Open finance, yang sering disalahartikan sekadar perluasan open banking, pada dasarnya adalah konsep radikal tentang keterbukaan data keuangan. Dengan persetujuan pelanggan, data yang selama ini terkunci di institusi keuangan dapat diakses dan dimanfaatkan oleh pihak ketiga, baik itu perusahaan teknologi, startup AI, bahkan platform ritel dan e-commerce. Dalam sistem ini, konsumen menjadi pusat, dan kontrol atas data pribadi beralih ke tangan mereka.

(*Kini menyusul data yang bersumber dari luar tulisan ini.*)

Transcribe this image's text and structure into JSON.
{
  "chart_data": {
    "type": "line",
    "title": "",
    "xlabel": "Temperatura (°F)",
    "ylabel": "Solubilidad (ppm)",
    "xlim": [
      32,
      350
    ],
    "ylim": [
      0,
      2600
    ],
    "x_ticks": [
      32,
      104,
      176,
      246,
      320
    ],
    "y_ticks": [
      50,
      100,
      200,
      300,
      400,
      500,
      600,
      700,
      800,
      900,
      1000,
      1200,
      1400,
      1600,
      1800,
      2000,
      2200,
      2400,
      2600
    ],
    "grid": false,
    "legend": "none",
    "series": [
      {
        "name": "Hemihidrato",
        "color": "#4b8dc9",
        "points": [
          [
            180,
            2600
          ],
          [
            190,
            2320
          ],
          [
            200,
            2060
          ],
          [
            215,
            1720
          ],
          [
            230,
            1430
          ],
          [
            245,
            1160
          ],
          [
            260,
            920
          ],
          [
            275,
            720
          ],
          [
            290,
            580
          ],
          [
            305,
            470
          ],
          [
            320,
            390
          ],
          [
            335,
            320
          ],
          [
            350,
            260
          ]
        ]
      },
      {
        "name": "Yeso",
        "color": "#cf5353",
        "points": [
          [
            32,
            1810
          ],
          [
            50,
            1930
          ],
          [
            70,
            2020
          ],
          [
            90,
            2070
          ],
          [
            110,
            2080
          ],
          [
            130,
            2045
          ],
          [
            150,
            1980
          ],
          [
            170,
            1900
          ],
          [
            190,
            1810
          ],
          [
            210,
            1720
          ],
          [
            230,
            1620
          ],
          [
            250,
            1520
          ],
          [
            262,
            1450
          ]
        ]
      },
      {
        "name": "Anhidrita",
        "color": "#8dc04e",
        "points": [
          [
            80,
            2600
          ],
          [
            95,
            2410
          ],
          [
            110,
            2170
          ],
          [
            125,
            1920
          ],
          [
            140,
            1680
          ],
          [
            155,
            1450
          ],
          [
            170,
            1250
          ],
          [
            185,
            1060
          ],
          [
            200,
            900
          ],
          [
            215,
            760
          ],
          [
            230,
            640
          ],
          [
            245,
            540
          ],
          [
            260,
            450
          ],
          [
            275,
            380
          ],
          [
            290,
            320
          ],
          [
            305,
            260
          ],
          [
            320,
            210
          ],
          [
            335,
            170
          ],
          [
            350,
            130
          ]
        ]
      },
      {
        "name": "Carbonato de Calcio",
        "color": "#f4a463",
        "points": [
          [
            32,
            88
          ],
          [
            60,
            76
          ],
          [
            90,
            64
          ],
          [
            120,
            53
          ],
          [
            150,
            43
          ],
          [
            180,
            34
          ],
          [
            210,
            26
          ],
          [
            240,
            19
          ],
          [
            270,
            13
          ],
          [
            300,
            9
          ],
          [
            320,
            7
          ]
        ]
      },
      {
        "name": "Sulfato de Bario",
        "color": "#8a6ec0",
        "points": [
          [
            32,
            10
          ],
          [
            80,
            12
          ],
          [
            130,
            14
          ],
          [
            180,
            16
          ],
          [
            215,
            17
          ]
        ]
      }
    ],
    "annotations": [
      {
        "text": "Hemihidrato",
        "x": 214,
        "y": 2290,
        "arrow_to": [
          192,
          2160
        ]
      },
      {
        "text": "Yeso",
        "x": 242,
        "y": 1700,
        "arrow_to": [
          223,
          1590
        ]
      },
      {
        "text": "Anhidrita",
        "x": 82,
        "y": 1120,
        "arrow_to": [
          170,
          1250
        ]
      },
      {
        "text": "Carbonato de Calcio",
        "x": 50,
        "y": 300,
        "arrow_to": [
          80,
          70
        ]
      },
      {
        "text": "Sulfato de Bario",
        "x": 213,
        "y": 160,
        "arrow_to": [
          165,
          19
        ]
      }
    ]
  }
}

Namun yang membuat segalanya berubah secara drastis adalah masuknya kecerdasan buatan (AI) ke dalam sistem terbuka ini. Di tangan algoritma yang belajar cepat, data keuangan bukan lagi sekadar catatan transaksi, tetapi menjadi bahan bakar utama untuk membangun profil risiko, memprediksi perilaku, dan merancang produk keuangan yang sangat personal. Dalam salah satu sesi panelis menyoroti bagaimana data perilaku keuangan sehari-hari seperti riwayat transaksi digital, pola pengeluaran, dan aktivitas e-commerce semakin berperan dalam membentuk penilaian risiko kredit. Gagasan ini selaras dengan argumen dalam buku The Coming Wave (2023) karya Mustafa Suleyman dan James Manyika, yang menekankan bahwa sistem berbasis model prediktif dan data real-time akan menggantikan sistem lama yang terlalu bergantung pada catatan historis atau skor kredit statis. AI, dalam konteks ini, menjadi mesin penerjemah utama dari semua jejak digital ke dalam keputusan finansial yang cepat, personal, dan adaptif.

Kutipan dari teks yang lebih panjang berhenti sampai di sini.